Methods for computing coefficients in linear regression




Generally sum of squared error is minimized to compute the regression co-efficients. Why can’t absolute error or say sum of error^4 be minimized to compute the co-efficients? In what ways does the Least square method override other methods?



Regarding the use of bigger exponents, the answer is simple:

This is what happens when an outlier (actually influential point) is present is the data using SSE to compute the coefficients. Just imagine what would happen if we increased the emphasis on outliers even further. The regression line might actually become orthogonal to the real trend, in other words, as wrong as possible. So using bigger exponents is a big no-no.

About absolute errors, it’s actually used, just not as much as squared errors. The key difference is that it gives the same weight to every point in the data, while squared errors give more emphasis to points that are distant from the regression line. What you should use depends on the kind of data and what you want to achieve with it.

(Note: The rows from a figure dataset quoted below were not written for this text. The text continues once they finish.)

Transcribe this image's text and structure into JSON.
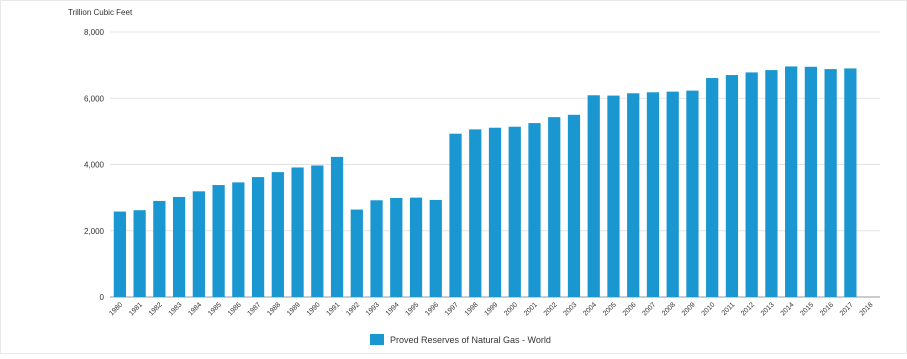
{
  "chart_data": {
    "type": "bar",
    "ylabel": "Trillion Cubic Feet",
    "ylim": [
      0,
      8000
    ],
    "yticks": [
      0,
      2000,
      4000,
      6000,
      8000
    ],
    "ytick_labels": [
      "0",
      "2,000",
      "4,000",
      "6,000",
      "8,000"
    ],
    "grid": true,
    "legend_position": "bottom",
    "categories": [
      "1980",
      "1981",
      "1982",
      "1983",
      "1984",
      "1985",
      "1986",
      "1987",
      "1988",
      "1989",
      "1990",
      "1991",
      "1992",
      "1993",
      "1994",
      "1995",
      "1996",
      "1997",
      "1998",
      "1999",
      "2000",
      "2001",
      "2002",
      "2003",
      "2004",
      "2005",
      "2006",
      "2007",
      "2008",
      "2009",
      "2010",
      "2011",
      "2012",
      "2013",
      "2014",
      "2015",
      "2016",
      "2017",
      "2018"
    ],
    "series": [
      {
        "name": "Proved Reserves of Natural Gas - World",
        "color": "#1a96d0",
        "values": [
          2580,
          2620,
          2900,
          3020,
          3190,
          3380,
          3460,
          3620,
          3770,
          3910,
          3970,
          4230,
          2640,
          2920,
          2990,
          3000,
          2930,
          4930,
          5060,
          5110,
          5140,
          5250,
          5430,
          5500,
          6090,
          6080,
          6150,
          6180,
          6200,
          6230,
          6610,
          6700,
          6780,
          6850,
          6960,
          6950,
          6880,
          6900,
          null
        ]
      }
    ]
  },
  "colors": {
    "bar": "#1a96d0",
    "grid": "#e3e3e3",
    "axis": "#999999",
    "text": "#333333"
  }
}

The only advantage of squared error over absolute error that I know of is that squared error is differentiable everywhere, while absolute error has a discontinuity in 0. So optimization techniques for squared error are less complex than the ones for absolute error, which translates to being faster.


Thank you! Your answer amused me :slight_smile: . Can you suggest me any material/links to where I can look at the math of the higher powers and absolute error?


Elements of Statistical Learning is a good place to start. It references the L1-norm in chapter 2, but overall the content about absolute error is mostly about regularization (lasso penalty).